There can be nothing more certain than the resistance that is offered when a church is threatened with closure or the resentment that results from the same[1]. Even though members of the congregation may be able to articulate the belief that the church is the people not the building, emotions run strong when their place of worship is threatened with closure. The congregation may be a shadow of its former self, there may be several other churches within easy driving distance, their priest may be overworked and there may be better uses to which the resources might be put, but they will be able to come up with all kinds of reasons as to why the building must be retained. If a church is closed there will be a number of reactions. In the worst-case scenario. the “offended” parties will no longer attend worship anywhere. Some will join a different community, but never really integrate and a few will hold the view that God is not in the building and will fully engage in the life of the community which they find themselves.
Churches (the buildings) become so much more than a place of worship. They hold memories of baptisms, weddings, and funerals, of shared joys and sorrows not to mention memorials in the form of windows and other furnishings. There is the history that the building shares with the community in which it finds itself. Some feel that all this will be lost if the physical building is moved or becomes the property of someone else.
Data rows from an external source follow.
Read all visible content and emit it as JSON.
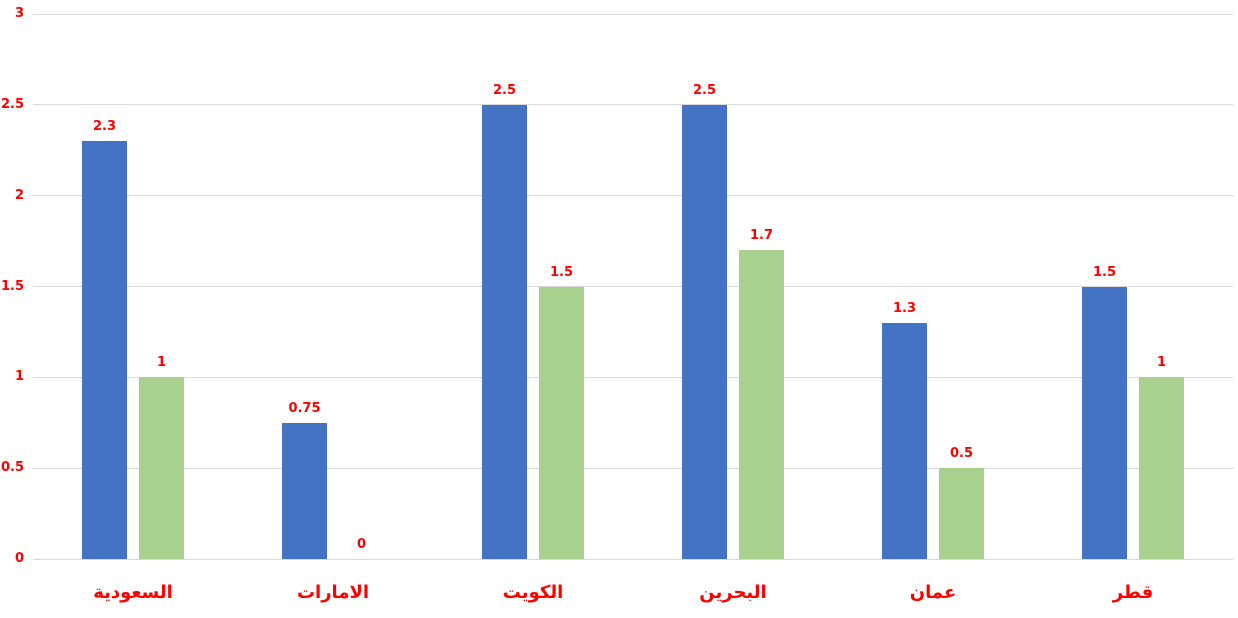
{
  "chart_data": {
    "type": "bar",
    "title": "",
    "xlabel": "",
    "ylabel": "",
    "categories": [
      "السعودية",
      "الامارات",
      "الكويت",
      "البحرين",
      "عمان",
      "قطر"
    ],
    "series": [
      {
        "name": "series-1-blue",
        "color": "#4472C4",
        "values": [
          2.3,
          0.75,
          2.5,
          2.5,
          1.3,
          1.5
        ],
        "labels": [
          "2.3",
          "0.75",
          "2.5",
          "2.5",
          "1.3",
          "1.5"
        ]
      },
      {
        "name": "series-2-green",
        "color": "#A9D18E",
        "values": [
          1,
          0,
          1.5,
          1.7,
          0.5,
          1
        ],
        "labels": [
          "1",
          "0",
          "1.5",
          "1.7",
          "0.5",
          "1"
        ]
      }
    ],
    "y_ticks": [
      "3",
      "2.5",
      "2",
      "1.5",
      "1",
      "0.5",
      "0"
    ],
    "ylim": [
      0,
      3
    ],
    "grid": true,
    "legend": "none",
    "colors": {
      "data_label": "#FF0000",
      "category_label": "#FF0000",
      "axis_label": "#FF0000",
      "gridline": "#D9D9D9",
      "background": "#FFFFFF"
    }
  }
}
Today’s gospel is about a building. The Temple was the focus of all Jewish worship and ritual. It housed the Holy of Holies which was entered only once a year on the Feast of Atonement and was a visible sign of God’s presence with God’s people[2].
Interestingly, the author of the gospel of John, introduces the Temple at the very beginning of Jesus’ ministry. According to the Synoptic writers, Jesus goes to Jerusalem only once and that at the end of his ministry. John has Jesus visit Jerusalem three times and he brings the ‘cleansing of the Temple” forward from Jesus’ last week on earth, making it his first public action. Each gospel includes this event, but there are several differences between John and the other gospel writers apart from the timing. John’s account is longer and includes different OT quotes and a discussion with the Jews about the destruction and rebuilding of the Temple. It is only in John’s gospel that Jesus speaks of the temple of his body. Most significant perhaps is that in John’s version, Jesus fashions a whip out of cords and uses it to drive the traders and moneychangers out of the Temple. This is a very deliberate and quite violent act. Jesus loses his temper, but he is controlled enough to make a weapon.
We cannot be certain why John moves this event, or why he adds the details that he does, but we can see that by moving it to the beginning of the gospel, he introduces a sense of foreboding that hangs over the gospel as a whole. Jesus has offended the whole religious establishment by his actions and from now on his life will be in danger. At the same time, the author has (at the beginning) alluded to the end of the story – Jesus will die, but three days later he will rise. (Allusions to Jesus’ death and resurrection permeate this gospel). Another theme that occurs here for the first time is the idea that in some way Jesus will replace the Temple and the Jewish festivals. (“He was speaking of the temple of his body.”)
This latter theme is significant because at the time the gospels are written the Temple – that centre of Jewish faith and practice – had been destroyed. Those who believed in Jesus (and those who did not) had to work out how it was possible to continue to worship God and to practice their faith when there was no longer anywhere to make offering and to gather together to celebrate God’s past actions. – the Passover, the Festival of lights,
The Pharisees concluded that the way forward lay in the law and so Rabbinic Judaism was born. The Johannine community believed that neither the law nor the Temple were needed to be in a relationship with God. Jesus’ body is the Temple, there is need for anyone or anything to mediate between the believer and God. In other words, this gospel writer eases the grief and addresses the confusion and trauma. of those who are lost without the Temple. He makes it clear that there is no longer any need for a physical Temple and no need for the various rituals that made one right with God.
Given how different John’s account of the cleansing of the Temple is, one wonders if it is possible that Jesus’ anger here reflects the author’s frustration with those who are tied to a building not a living faith; with those who are looking back with longing rather than forward to God’s future; or with those who continue to believe that God is found only in one place.
We will never know why John changed the story, but we can still allow the story to challenge us.
Are we so attached to our church building that we cannot imagine practicing our faith anywhere else? Are we guilty of looking back to a past that is no more, or are we waiting expectantly to see what God will do next? Do we place our confidence in places and rituals or in a relationship with the living God?
Is there anything about our practice of the faith that would drive Jesus to distraction?
[1] That said, when I was a Parish priest I oversaw the closure of a church, which was managed with grace.
[2] Synagogues were places of meeting, teaching, and discussion – worship and ritual happened in the Temple.